MREA and other organizations representing school districts and administrators and educators voiced concerns and recommended the committee wait on mandating a rating system and allow MDE time to complete a dashboard

Purpose

Both the dashboard and five-star system will allow parents to compare schools.  The question is which will serve Minnesota’s families and educators better going forward.

If simplicity is the only goal of an information system, then the five-star system wins hands down. But that simplicity compromises the final product:

  • Combining six or more calculations into one score loses all transparency in the process. This was the issue with MMR; no one could explain exactly why one school rated higher than another.
  • Parents and educators have diverse interests in information, and a dashboard gives them access more quickly to data they may want.
  • ESSA’s major change from NCLB is to raise the questions: What is a well-rounded education and how is it measured?
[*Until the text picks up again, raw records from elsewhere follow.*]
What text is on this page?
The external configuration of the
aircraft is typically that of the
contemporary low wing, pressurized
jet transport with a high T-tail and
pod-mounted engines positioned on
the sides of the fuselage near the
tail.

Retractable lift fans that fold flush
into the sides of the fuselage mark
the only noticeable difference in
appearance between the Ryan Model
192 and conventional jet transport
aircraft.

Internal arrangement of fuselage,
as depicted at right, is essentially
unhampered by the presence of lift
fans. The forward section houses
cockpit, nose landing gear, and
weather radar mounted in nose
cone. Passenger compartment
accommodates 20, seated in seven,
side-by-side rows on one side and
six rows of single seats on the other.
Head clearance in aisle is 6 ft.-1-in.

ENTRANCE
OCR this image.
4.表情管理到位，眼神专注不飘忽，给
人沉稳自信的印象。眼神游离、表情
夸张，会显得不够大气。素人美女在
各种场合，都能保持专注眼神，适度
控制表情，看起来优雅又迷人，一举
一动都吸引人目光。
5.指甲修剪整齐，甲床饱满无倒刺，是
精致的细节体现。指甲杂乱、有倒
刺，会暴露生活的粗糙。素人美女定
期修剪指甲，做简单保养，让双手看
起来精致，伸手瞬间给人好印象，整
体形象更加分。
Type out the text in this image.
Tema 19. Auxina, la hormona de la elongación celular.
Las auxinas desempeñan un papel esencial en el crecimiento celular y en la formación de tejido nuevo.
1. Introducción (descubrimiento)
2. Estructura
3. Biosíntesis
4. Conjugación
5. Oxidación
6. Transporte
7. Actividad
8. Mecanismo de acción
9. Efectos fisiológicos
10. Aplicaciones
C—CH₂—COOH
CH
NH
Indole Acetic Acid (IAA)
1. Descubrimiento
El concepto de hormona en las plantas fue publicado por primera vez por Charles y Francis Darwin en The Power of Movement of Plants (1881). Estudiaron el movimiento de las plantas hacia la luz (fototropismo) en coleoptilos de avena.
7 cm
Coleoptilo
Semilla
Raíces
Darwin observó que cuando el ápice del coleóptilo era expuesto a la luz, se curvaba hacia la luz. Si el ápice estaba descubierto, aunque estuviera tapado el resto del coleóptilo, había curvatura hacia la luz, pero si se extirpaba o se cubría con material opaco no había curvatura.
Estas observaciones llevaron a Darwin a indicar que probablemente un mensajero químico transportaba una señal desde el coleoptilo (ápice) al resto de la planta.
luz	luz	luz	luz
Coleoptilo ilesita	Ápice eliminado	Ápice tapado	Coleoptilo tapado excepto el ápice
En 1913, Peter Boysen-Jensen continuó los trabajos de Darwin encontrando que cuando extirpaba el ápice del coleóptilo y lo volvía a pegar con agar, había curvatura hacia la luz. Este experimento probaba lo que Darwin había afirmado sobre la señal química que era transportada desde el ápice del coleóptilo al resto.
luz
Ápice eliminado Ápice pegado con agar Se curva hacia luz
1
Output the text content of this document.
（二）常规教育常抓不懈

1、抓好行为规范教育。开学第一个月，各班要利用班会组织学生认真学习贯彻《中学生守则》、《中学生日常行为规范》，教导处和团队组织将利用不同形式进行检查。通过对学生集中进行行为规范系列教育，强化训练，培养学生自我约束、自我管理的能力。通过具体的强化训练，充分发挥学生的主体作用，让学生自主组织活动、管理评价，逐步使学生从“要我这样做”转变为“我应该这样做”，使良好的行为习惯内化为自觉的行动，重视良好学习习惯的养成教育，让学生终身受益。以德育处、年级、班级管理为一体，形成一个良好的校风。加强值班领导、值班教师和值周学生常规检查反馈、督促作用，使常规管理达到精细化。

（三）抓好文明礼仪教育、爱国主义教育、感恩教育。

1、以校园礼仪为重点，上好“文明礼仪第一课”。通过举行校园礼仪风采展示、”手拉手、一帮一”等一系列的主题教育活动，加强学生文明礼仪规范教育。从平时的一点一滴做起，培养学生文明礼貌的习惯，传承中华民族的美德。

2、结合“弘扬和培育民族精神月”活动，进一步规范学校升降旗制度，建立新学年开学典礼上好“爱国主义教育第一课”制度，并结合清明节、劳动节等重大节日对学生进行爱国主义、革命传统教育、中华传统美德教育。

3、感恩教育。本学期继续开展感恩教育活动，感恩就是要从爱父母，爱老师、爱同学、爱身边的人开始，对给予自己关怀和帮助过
A dashboard can accommodate additional buttons as these measures are developed.  A five-star is locked in.  To change its factors makes trend data meaningless.
  • A star rating system using primarily MCA measures of reading and math achievement will cause Minnesota schools to double down on reading and math MCA prep. The nation has had a dozen years of this behavior. This will take Minnesota schools away from considerations of a well rounded education and back to over-reliance on single-day test scores.  Learn more

HF3315 was referred from to the House Education Finance Committee.  The Senate E-12 Policy Committee will take up its policy bill SF3086 Thursday at 3 pm.  This critical choice of systems to provide information on schools will likely be on the Senate agenda as well.